When their father Ferdi (Lukman Sardi) falls into a mysterious, medically inexplicable coma, sisters Bella (Amanda Rawles) and Angel (Hannah Al Rashid) learn some rather disquieting facts about what he has been up to during the last years. Apparently, their father has regularly retreated into a secret house in Eastern Java when they thought he was jetting around the country doing charity work. There, he attempted to contact the spirit of his dead wife, their mother, with the help of something called Jailangkung, a divination ritual that uses an abstracted sort of puppet (and about which you can find some more information here, keeping in mind that the film uses a pretty different variant of what’s described in the article). Eventually, he did indeed manage to have a chat or two with the dead woman, but he also accidentally invited something terrible into his life that is the reason for his illness now.

With the help of Bella’s friend Rama (Jefri Nichol), who studies the supernatural from a religious-mystical angle, the sisters attempt to help Ferdi where medicine won’t.

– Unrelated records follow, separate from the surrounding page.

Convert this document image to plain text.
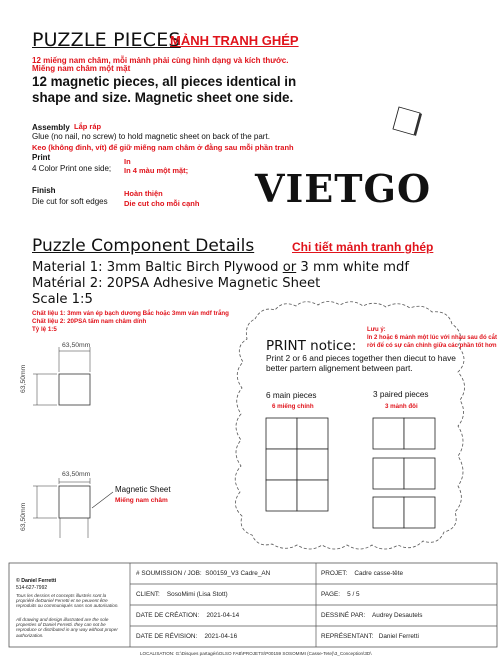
PUZZLE PIECES
MẢNH TRANH GHÉP
12 miếng nam châm, mỗi mảnh phải cùng hình dạng và kích thước.
Miếng nam châm một mặt
12 magnetic pieces, all pieces identical in shape and size. Magnetic sheet one side.
Assembly Lắp ráp
Glue (no nail, no screw) to hold magnetic sheet on back of the part.
Keo (không đinh, vít) để giữ miếng nam châm ở đằng sau mỗi phần tranh
Print
4 Color Print one side;
In
In 4 màu một mặt;
Finish
Die cut for soft edges
Hoàn thiện
Die cut cho mỗi cạnh VIETGO
Puzzle Component Details	Chi tiết mảnh tranh ghép
Material 1: 3mm Baltic Birch Plywood or 3 mm white mdf
Matérial 2: 20PSA Adhesive Magnetic Sheet
Scale 1:5
Chất liệu 1: 3mm ván ép bạch dương Bắc hoặc 3mm ván mdf trắng
Chất liệu 2: 20PSA tấm nam châm dính
Tỷ lệ 1:5
63,50mm
63,50mm
63,50mm
63,50mm
Magnetic Sheet
Miếng nam châm
PRINT notice:
Lưu ý:
In 2 hoặc 6 mảnh một lúc với nhau sau đó cắt
rời để có sự căn chỉnh giữa các phần tốt hơn
Print 2 or 6 and pieces together then diecut to have
better partern alignement between part.
6 main pieces
6 miếng chính
3 paired pieces
3 mảnh đôi
© Daniel Ferretti
514-627-7992
Tous les dessins et concepts illustrés sont la propriété deDaniel Ferretti et ne peuvent être reproduits ou communiqués sans son autorisation.
All drawing and design illustrated are the sole properties of Daniel Ferretti. they can not be reproduce or distributed in any way without proper authorization.
# SOUMISSION / JOB: S00159_V3 Cadre_AN	PROJET: Cadre casse-tête
CLIENT: SosoMimi (Lisa Stott)	PAGE: 5 / 5
DATE DE CRÉATION: 2021-04-14	DESSINÉ PAR: Audrey Desautels
DATE DE RÉVISION: 2021-04-16	REPRÉSENTANT: Daniel Ferretti
LOCALISATION: G:\Disques partagés\OLSO FAB\PROJETS\P00159 SOSOMIMI (Casse-Tete)\3_Conception\3D\
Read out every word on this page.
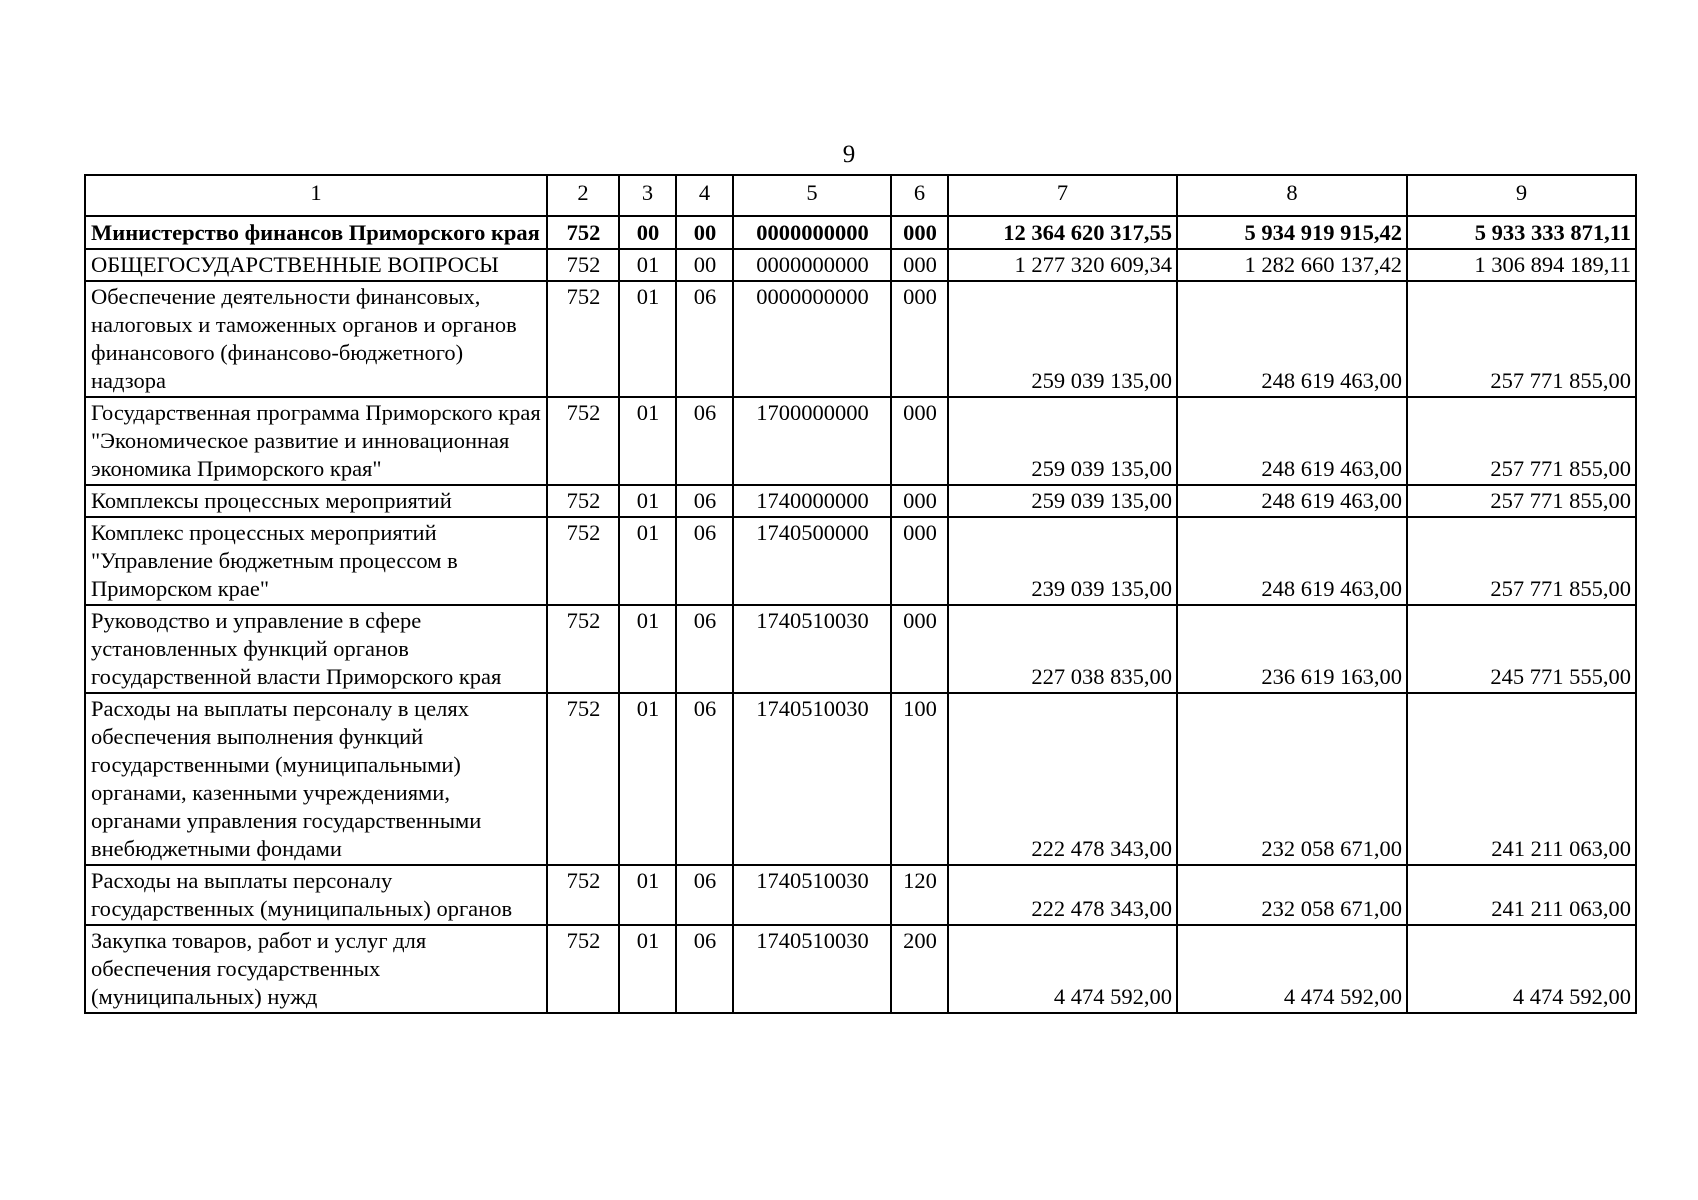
9
1	2	3	4	5	6	7	8	9
Министерство финансов Приморского края	752	00	00	0000000000	000	12 364 620 317,55	5 934 919 915,42	5 933 333 871,11
ОБЩЕГОСУДАРСТВЕННЫЕ ВОПРОСЫ	752	01	00	0000000000	000	1 277 320 609,34	1 282 660 137,42	1 306 894 189,11
Обеспечение деятельности финансовых, налоговых и таможенных органов и органов финансового (финансово-бюджетного) надзора	752	01	06	0000000000	000	259 039 135,00	248 619 463,00	257 771 855,00
Государственная программа Приморского края "Экономическое развитие и инновационная экономика Приморского края"	752	01	06	1700000000	000	259 039 135,00	248 619 463,00	257 771 855,00
Комплексы процессных мероприятий	752	01	06	1740000000	000	259 039 135,00	248 619 463,00	257 771 855,00
Комплекс процессных мероприятий "Управление бюджетным процессом в Приморском крае"	752	01	06	1740500000	000	239 039 135,00	248 619 463,00	257 771 855,00
Руководство и управление в сфере установленных функций органов государственной власти Приморского края	752	01	06	1740510030	000	227 038 835,00	236 619 163,00	245 771 555,00
Расходы на выплаты персоналу в целях обеспечения выполнения функций государственными (муниципальными) органами, казенными учреждениями, органами управления государственными внебюджетными фондами	752	01	06	1740510030	100	222 478 343,00	232 058 671,00	241 211 063,00
Расходы на выплаты персоналу государственных (муниципальных) органов	752	01	06	1740510030	120	222 478 343,00	232 058 671,00	241 211 063,00
Закупка товаров, работ и услуг для обеспечения государственных (муниципальных) нужд	752	01	06	1740510030	200	4 474 592,00	4 474 592,00	4 474 592,00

At first, though, these attempts only cause further problems in the form of more supernatural ingressions.

To my mind, Jailangkung’s co-director Rizal Mantovani (here working with Jose Poernomo as a co-director) was on of the best directors in the last big Indonesian horror boom. This later movie is not on the level of something like the original Kuntilanak trilogy, but it’s a fine, fun piece of Indonesian horror nonetheless. The film’s major missteps mostly concern its treatment of the familial relations of its characters with its tendency towards the saccharine, which does undermine some of the film’s darker strings of thought somewhat.

This is, after all, a film whose inciting incident is caused by a man who is at once incredibly grief-stricken and completely unable to communicate the depth of his grief to his daughters, rather turning to weird folk magic than revealing what’s actually going on with him emotionally. This would probably hit harder and be more thematically resonant when it would actually show in what we see of the family relationships instead of incessant niceness and willingness to sacrifice.

On the other hand, Mantovani and Poernomo do have quite a bit of fun with the supernatural business at hand, going through all kinds of spooky shenanigans, from a ghost riding on Dad’s back to a very sudden and rather disquieting supernatural pregnancy, including a ghost ambulance and delivery in a graveyard. The hauntings are often shot with a nice sense for the appropriately spooky mood and a total willingness to get weird. Thanks to the set-up, this huge diversity in supernatural occurrences even makes sense beyond the needs of not boring an audience. It’s always nice when filmmakers put at least a little thought into these things, and that goes doubly so when thought leads to making a film more entertaining (in the appropriately creepy manner).